Fire at Sea by Gianfranco Rosi in competition at Berlin
by Camillo De Marco
- The new documentary by the winner of the Golden Lion was filmed on the island of Lampedusa, the landing place of thousands of migrants in search of freedom
The new documentary by Golden Lion winner Gianfranco Rosi, Fire at Sea [+see also:
interview: Gianfranco Rosi
film profile], has been chosen to compete at Berlin, as was announced yesterday by the Berlinale.
To make Fire at Sea, Rosi went to Lampedusa, the landing place for the last twenty years of thousands of migrants in search of freedom and the epicentre of media hype. Rosi went to live on the island for over a year, to find out what it means to live on the most symbolic border of Europe, telling the various stories of those who have always lived on the island and the migrants themselves. The film centres around Samuele, 12-years-old, who, along with his fellow citizens, has witnessed one of the biggest human tragedies of our time.

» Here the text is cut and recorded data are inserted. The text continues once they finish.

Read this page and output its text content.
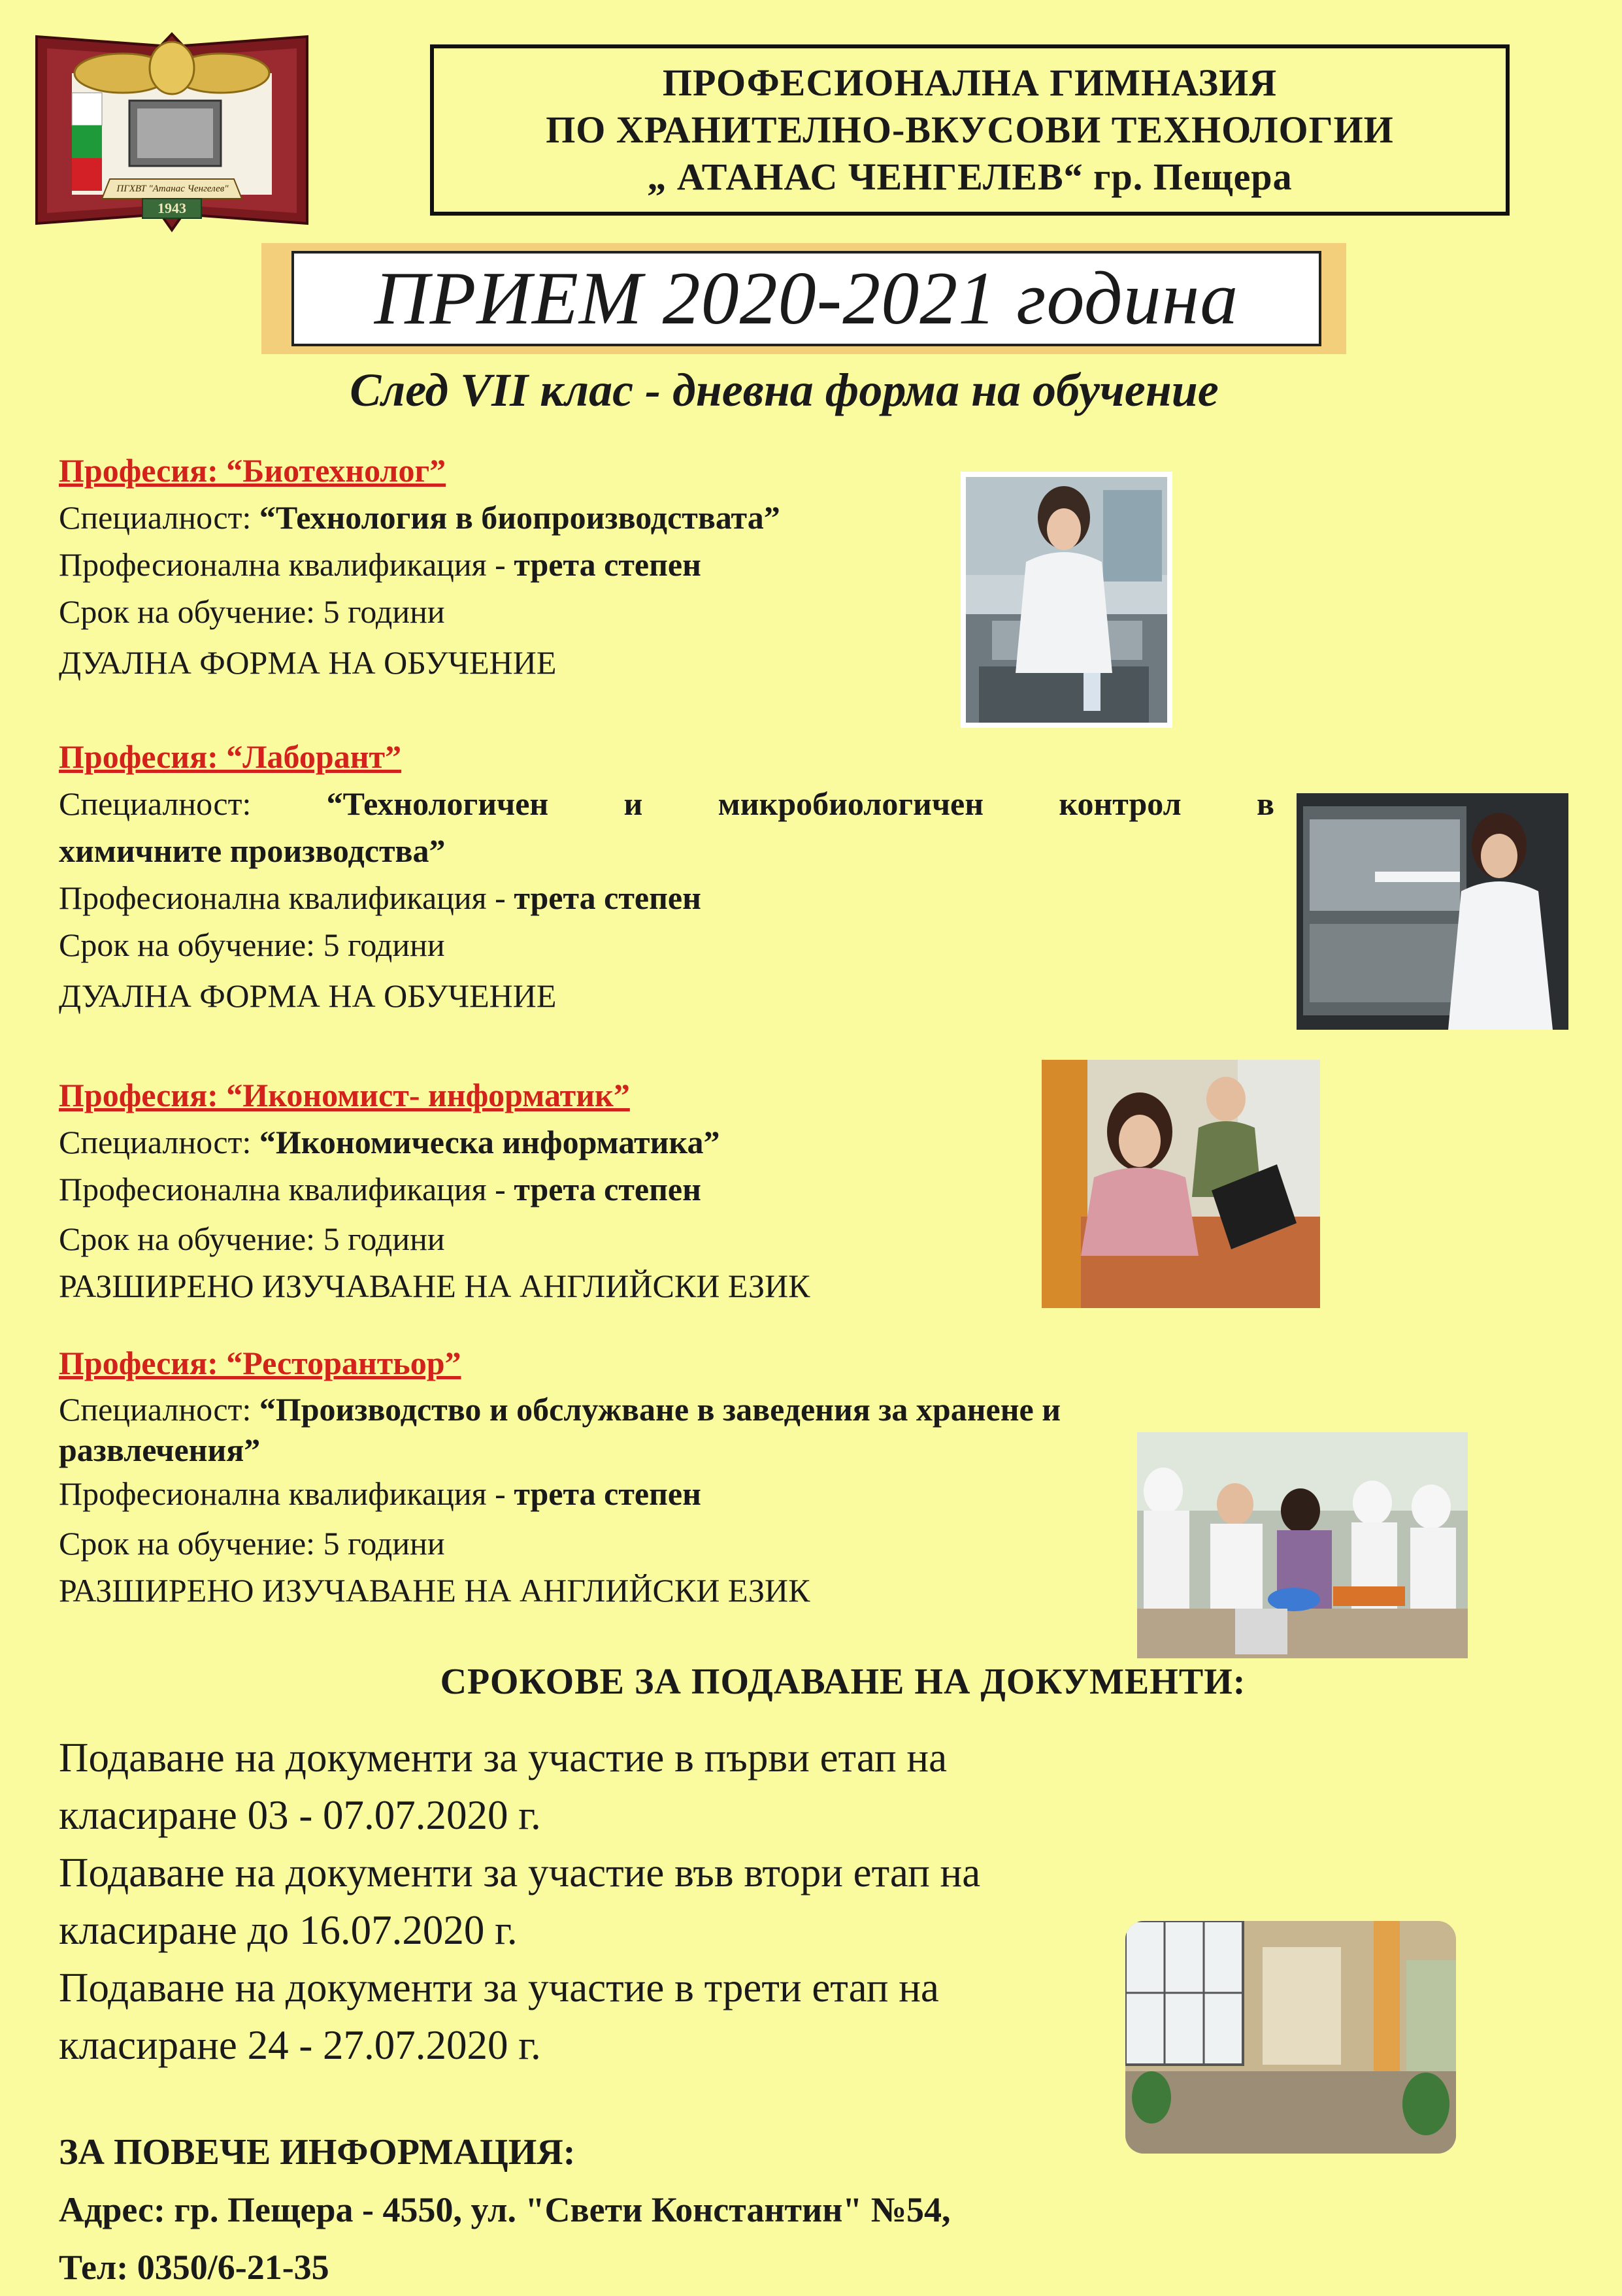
ПГХВТ "Атанас Ченгелев"
1943
ПРОФЕСИОНАЛНА ГИМНАЗИЯ
ПО ХРАНИТЕЛНО-ВКУСОВИ ТЕХНОЛОГИИ
„ АТАНАС ЧЕНГЕЛЕВ“ гр. Пещера
ПРИЕМ 2020-2021 година
След VII клас - дневна форма на обучение
Професия: “Биотехнолог”
Специалност: “Технология в биопроизводствата”
Професионална квалификация - трета степен
Срок на обучение: 5 години
ДУАЛНА ФОРМА НА ОБУЧЕНИЕ
Професия: “Лаборант”
Специалност: “Технологичен и микробиологичен контрол в
химичните производства”
Професионална квалификация - трета степен
Срок на обучение: 5 години
ДУАЛНА ФОРМА НА ОБУЧЕНИЕ
Професия: “Икономист- информатик”
Специалност: “Икономическа информатика”
Професионална квалификация - трета степен
Срок на обучение: 5 години
РАЗШИРЕНО ИЗУЧАВАНЕ НА АНГЛИЙСКИ ЕЗИК
Професия: “Ресторантьор”
Специалност: “Производство и обслужване в заведения за хранене и
развлечения”
Професионална квалификация - трета степен
Срок на обучение: 5 години
РАЗШИРЕНО ИЗУЧАВАНЕ НА АНГЛИЙСКИ ЕЗИК
СРОКОВЕ ЗА ПОДАВАНЕ НА ДОКУМЕНТИ:
Подаване на документи за участие в първи етап на
класиране 03 - 07.07.2020 г.
Подаване на документи за участие във втори етап на
класиране до 16.07.2020 г.
Подаване на документи за участие в трети етап на
класиране 24 - 27.07.2020 г.
ЗА ПОВЕЧЕ ИНФОРМАЦИЯ:
Адрес: гр. Пещера - 4550, ул. "Свети Константин" №54,
Тел: 0350/6-21-35
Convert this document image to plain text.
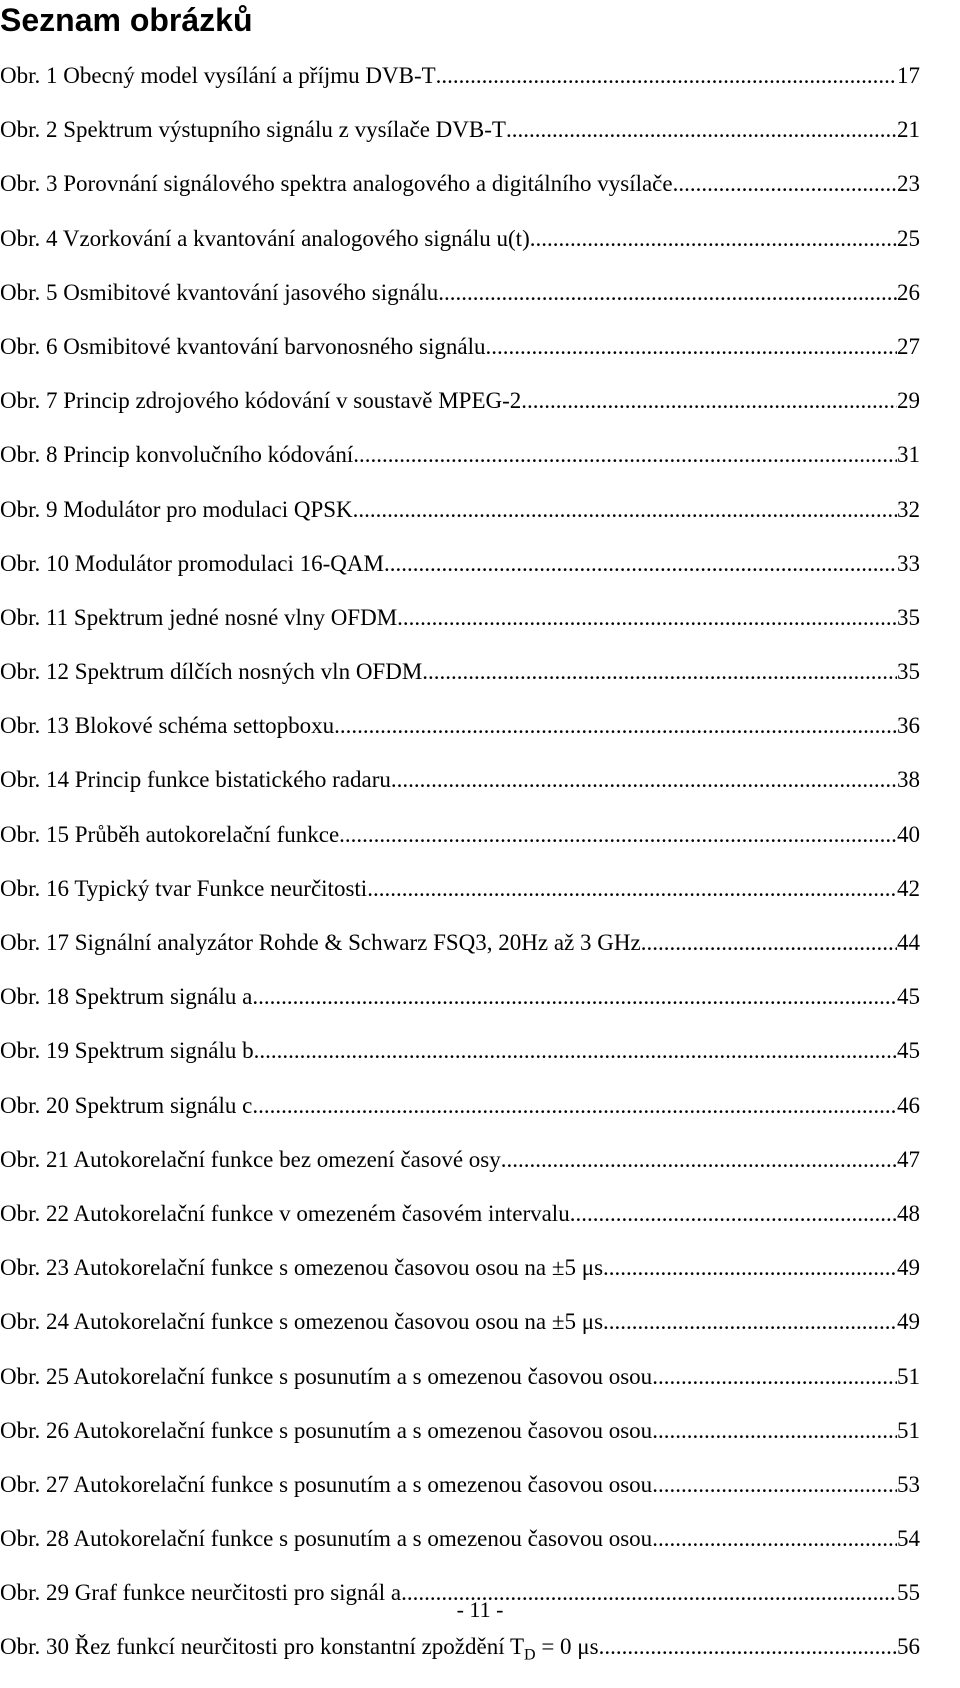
Seznam obrázků
Obr. 1 Obecný model vysílání a příjmu DVB-T .....	17
Obr. 2 Spektrum výstupního signálu z vysílače DVB-T .....	21
Obr. 3 Porovnání signálového spektra analogového a digitálního vysílače .....	23
Obr. 4 Vzorkování a kvantování analogového signálu u(t) .....	25
Obr. 5 Osmibitové kvantování jasového signálu .....	26
Obr. 6 Osmibitové kvantování barvonosného signálu .....	27
Obr. 7 Princip zdrojového kódování v soustavě MPEG-2 .....	29
Obr. 8 Princip konvolučního kódování .....	31
Obr. 9 Modulátor pro modulaci QPSK .....	32
Obr. 10 Modulátor promodulaci 16-QAM .....	33
Obr. 11 Spektrum jedné nosné vlny OFDM .....	35
Obr. 12 Spektrum dílčích nosných vln OFDM .....	35
Obr. 13 Blokové schéma settopboxu .....	36
Obr. 14 Princip funkce bistatického radaru .....	38
Obr. 15 Průběh autokorelační funkce .....	40
Obr. 16 Typický tvar Funkce neurčitosti .....	42
Obr. 17 Signální analyzátor Rohde & Schwarz FSQ3, 20Hz až 3 GHz .....	44
Obr. 18 Spektrum signálu a .....	45
Obr. 19 Spektrum signálu b .....	45
Obr. 20 Spektrum signálu c .....	46
Obr. 21 Autokorelační funkce bez omezení časové osy .....	47
Obr. 22 Autokorelační funkce v omezeném časovém intervalu .....	48
Obr. 23 Autokorelační funkce s omezenou časovou osou na ±5 μs .....	49
Obr. 24 Autokorelační funkce s omezenou časovou osou na ±5 μs .....	49
Obr. 25 Autokorelační funkce s posunutím a s omezenou časovou osou .....	51
Obr. 26 Autokorelační funkce s posunutím a s omezenou časovou osou .....	51
Obr. 27 Autokorelační funkce s posunutím a s omezenou časovou osou .....	53
Obr. 28 Autokorelační funkce s posunutím a s omezenou časovou osou .....	54
Obr. 29 Graf funkce neurčitosti pro signál a .....	55
Obr. 30 Řez funkcí neurčitosti pro konstantní zpoždění $T_D = 0$ μs .....	56
- 11 -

The direction, photography and sound are all by Gianfranco Rosi, whilst the editing is by Jacopo Quadri and the assistant director is Giuseppe del Volgo. The narrative was written by the director, based on an idea by Carla Cattani. The film was produced by Donatella Palermo and Gianfranco Rosi, through 21Uno Film and Stemal Entertainment, with Istituto Luce-Cinecittà and Rai Cinema, in co-production with French companies Les Films D’Ici and Arte France Cinéma. The film is set to hit Italian theatres in February under the distribution of Istituto Luce-Cinecittà.
His invitation to participate in the Berlinale arrived whilst Rosi was still filming in Lampedusa, where the editing was relocated to guarantee continuity between reality and the narrative of the documentary. “I always find it hard to tear myself away from the characters and filming locations”, says the director, “but this time it was even harder. More so than when working on my other projects, I felt like I needed share my experience as soon as possible so as to link it to the present and the questions this poses. I’m particularly pleased to be bringing the story of Lampedusa, its inhabitants and its migrants to Berlin, in Central Europe, at a time when the media is making us stop and think differently”.